スクエニ中間決算 FFⅦAC好調も経常減益

ゲーム会社大手のスクウェア・エニックスの平成18年3月期、平成17年9月中間決算が発表された。発表によれば連結中間決算は、売上高は270億9100万円と前年同期比11.1%増加となったものの、営業利益は24億8400万円(同58.3%減)、経常利益は27億3000万円(同55.5%減)と大幅な減収となった。
 
営業減益は、ゲーム事業で売上高が増えたにもかかわらず採算悪化したことが原因である。ゲーム事業の売上高は86億700万円(前年同期比6.3%増加)だったが、営業利益は8億4200万円のマイナスに転じた。売上を支えたのは『ロマシングサガ-ミンストレルソング-』(45万本)、『グランディアⅢ』(25万本)といった作品である。
海外では北米市場で『RADIATA STORIES』(12万本)、『鋼の錬金術師2赤きエリクシルの悪魔』(7万本)、ヨーロッパ市場では『キングダム・オブ・ハーツ2チェイン オブ メモリーズ』(20万本)が好調であった。

次世代のゲームとされているオンライン事業では、ファイナルファンタジーⅩⅠの会員が増えているとされているが、営業利益だけでなく、売上高も減少している。オンラインゲームにおけるビジネスモデルの確立がまだ道半ばと言えそうだ。また、コミックやゲーム攻略本を発行する出版部門も売上高を減らしており、関連事業が必ずしも好調でない。
一方、対照的なのは、ライセンス管理とスクール経営、そして今期映像作品『ファイナルファンタジーⅦ アドベントチルドレン』の販売を行ったそのほか事業部門である。同部門は、『FFⅦ アドベントチルドレン』の好調な売上により前年同期比229.4%増と大幅な伸びとなっている。
スクウェア・エニックスは11月6日に、同作品の好調な売上を理由に、9月中間期の業績予想の上方修正を行っている。しかし、今回発表された内容は11月6日の上方修正後の業績をも上回っており、同作品の好調さが続いていることを示していそうだ。
 
海外市場別では、北米市場が売上高38億2500円で前年同期比36.3%減、ヨーロッパ市場が3億9500万円(同19.0%減)と減らした。
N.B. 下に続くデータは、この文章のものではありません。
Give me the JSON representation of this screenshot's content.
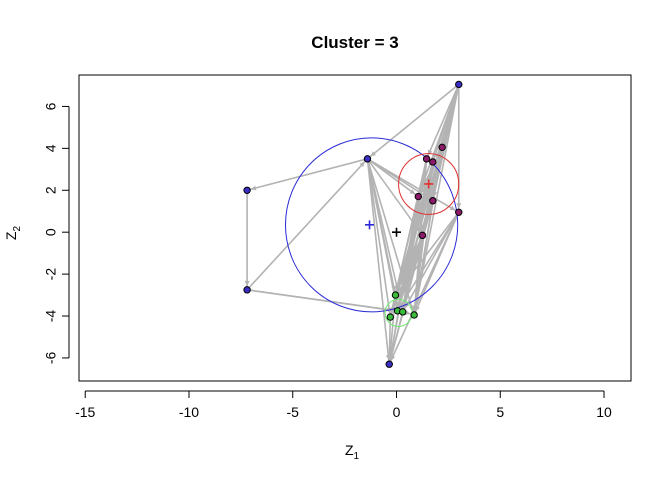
{
  "chart_data": {
    "type": "scatter",
    "title": "Cluster = 3",
    "xlabel": "Z",
    "xlabel_sub": "1",
    "ylabel": "Z",
    "ylabel_sub": "2",
    "xlim": [
      -15.3,
      11.3
    ],
    "ylim": [
      -7.1,
      7.5
    ],
    "xticks": [
      -15,
      -10,
      -5,
      0,
      5,
      10
    ],
    "yticks": [
      -6,
      -4,
      -2,
      0,
      2,
      4,
      6
    ],
    "box": true,
    "grid": false,
    "edge_color": "#b3b3b3",
    "nodes": [
      {
        "x": 3.0,
        "y": 7.05,
        "color": "#3b2ec4"
      },
      {
        "x": -1.4,
        "y": 3.5,
        "color": "#3b2ec4"
      },
      {
        "x": 2.2,
        "y": 4.05,
        "color": "#8b1a6b"
      },
      {
        "x": 1.45,
        "y": 3.5,
        "color": "#8b1a6b"
      },
      {
        "x": 1.75,
        "y": 3.35,
        "color": "#8b1a6b"
      },
      {
        "x": -7.2,
        "y": 2.0,
        "color": "#3b2ec4"
      },
      {
        "x": 1.05,
        "y": 1.7,
        "color": "#8b1a6b"
      },
      {
        "x": 1.75,
        "y": 1.5,
        "color": "#8b1a6b"
      },
      {
        "x": 3.0,
        "y": 0.95,
        "color": "#8b1a6b"
      },
      {
        "x": 1.25,
        "y": -0.15,
        "color": "#8b1a6b"
      },
      {
        "x": -7.2,
        "y": -2.75,
        "color": "#3b2ec4"
      },
      {
        "x": -0.05,
        "y": -3.0,
        "color": "#3bbd3b"
      },
      {
        "x": 0.05,
        "y": -3.75,
        "color": "#3bbd3b"
      },
      {
        "x": 0.3,
        "y": -3.8,
        "color": "#3bbd3b"
      },
      {
        "x": 0.85,
        "y": -3.95,
        "color": "#3bbd3b"
      },
      {
        "x": -0.3,
        "y": -4.05,
        "color": "#3bbd3b"
      },
      {
        "x": -0.35,
        "y": -6.3,
        "color": "#3b2ec4"
      }
    ],
    "edges": [
      [
        0,
        1
      ],
      [
        0,
        2
      ],
      [
        0,
        3
      ],
      [
        0,
        4
      ],
      [
        0,
        6
      ],
      [
        0,
        7
      ],
      [
        0,
        8
      ],
      [
        0,
        9
      ],
      [
        0,
        12
      ],
      [
        0,
        13
      ],
      [
        0,
        14
      ],
      [
        0,
        11
      ],
      [
        1,
        5
      ],
      [
        1,
        6
      ],
      [
        1,
        7
      ],
      [
        1,
        8
      ],
      [
        1,
        9
      ],
      [
        1,
        11
      ],
      [
        1,
        12
      ],
      [
        1,
        13
      ],
      [
        1,
        14
      ],
      [
        1,
        15
      ],
      [
        1,
        16
      ],
      [
        5,
        10
      ],
      [
        10,
        1
      ],
      [
        10,
        12
      ],
      [
        10,
        13
      ],
      [
        2,
        6
      ],
      [
        2,
        7
      ],
      [
        2,
        11
      ],
      [
        2,
        12
      ],
      [
        2,
        13
      ],
      [
        2,
        14
      ],
      [
        2,
        15
      ],
      [
        3,
        11
      ],
      [
        3,
        12
      ],
      [
        3,
        13
      ],
      [
        3,
        14
      ],
      [
        3,
        15
      ],
      [
        3,
        16
      ],
      [
        4,
        11
      ],
      [
        4,
        12
      ],
      [
        4,
        13
      ],
      [
        4,
        14
      ],
      [
        4,
        15
      ],
      [
        6,
        11
      ],
      [
        6,
        12
      ],
      [
        6,
        13
      ],
      [
        6,
        15
      ],
      [
        6,
        16
      ],
      [
        7,
        11
      ],
      [
        7,
        12
      ],
      [
        7,
        13
      ],
      [
        7,
        14
      ],
      [
        7,
        16
      ],
      [
        8,
        11
      ],
      [
        8,
        12
      ],
      [
        8,
        13
      ],
      [
        8,
        14
      ],
      [
        8,
        16
      ],
      [
        9,
        11
      ],
      [
        9,
        12
      ],
      [
        9,
        13
      ],
      [
        9,
        14
      ],
      [
        9,
        15
      ],
      [
        9,
        16
      ],
      [
        11,
        12
      ],
      [
        12,
        13
      ],
      [
        13,
        14
      ],
      [
        15,
        16
      ],
      [
        11,
        16
      ]
    ],
    "circles": [
      {
        "cx": -1.2,
        "cy": 0.35,
        "r": 4.15,
        "color": "#2b2bd6"
      },
      {
        "cx": 1.55,
        "cy": 2.3,
        "r": 1.45,
        "color": "#e03030"
      },
      {
        "cx": 0.1,
        "cy": -3.85,
        "r": 0.65,
        "color": "#6ee86e"
      }
    ],
    "centers": [
      {
        "x": -1.3,
        "y": 0.35,
        "color": "#2b2bd6"
      },
      {
        "x": 1.55,
        "y": 2.3,
        "color": "#e03030"
      },
      {
        "x": 0.0,
        "y": 0.0,
        "color": "#000000"
      }
    ]
  }
}
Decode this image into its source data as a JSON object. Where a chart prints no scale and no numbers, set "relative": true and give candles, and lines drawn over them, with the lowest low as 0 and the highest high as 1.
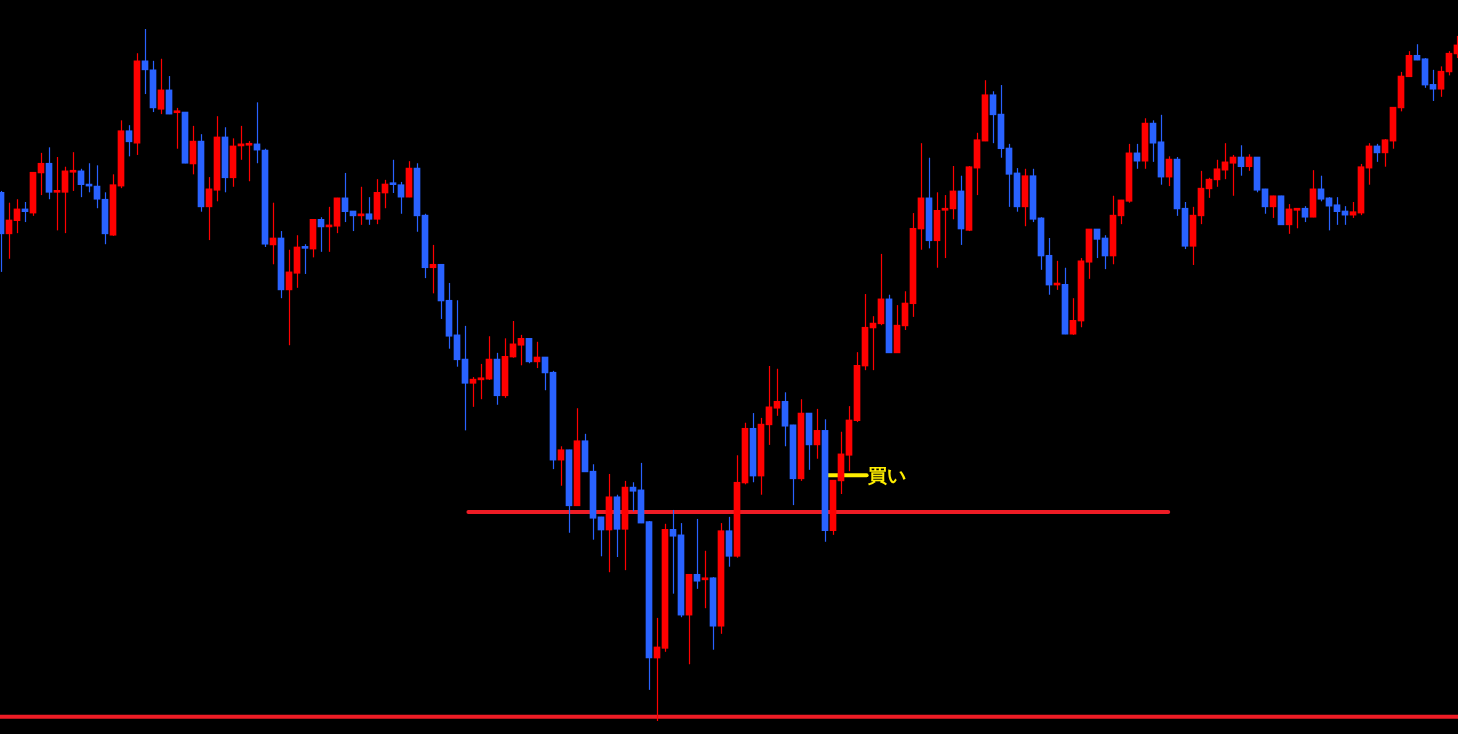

これに対して、中国を含むアジア市場は売上高16億6400万円と前年同期比288%と大きく増加した。
このアジア市場の売上高の多くの部分が、中国市場を主とするオンラインゲーム『クロスゲート』からのものと考えられる。従来、海賊版が多くて利益がでないと考えられていたアジア市場だが、スクゥエア・エニックスのアジア事業に問題解決の糸口がありそうだ。

通期の業績は、本年9月に株式公開買付けで買収し完全子会社化するタイトーの売上高が加わるため連結売上高は拡大する。しかし、売上規模でスクウェア・エニックスを上回るタイトーであるが、1株当りの利益などではスクウェア・エニックスに見劣りがする。
来期以降はタイトーの事業をどのように活性化するかが、同社の今後のビジネスの課題であるといえるだろう。通期の連結見通しでは、売上高は1360億円、経常利益は285億円、純利益は175億円を見込んでいる。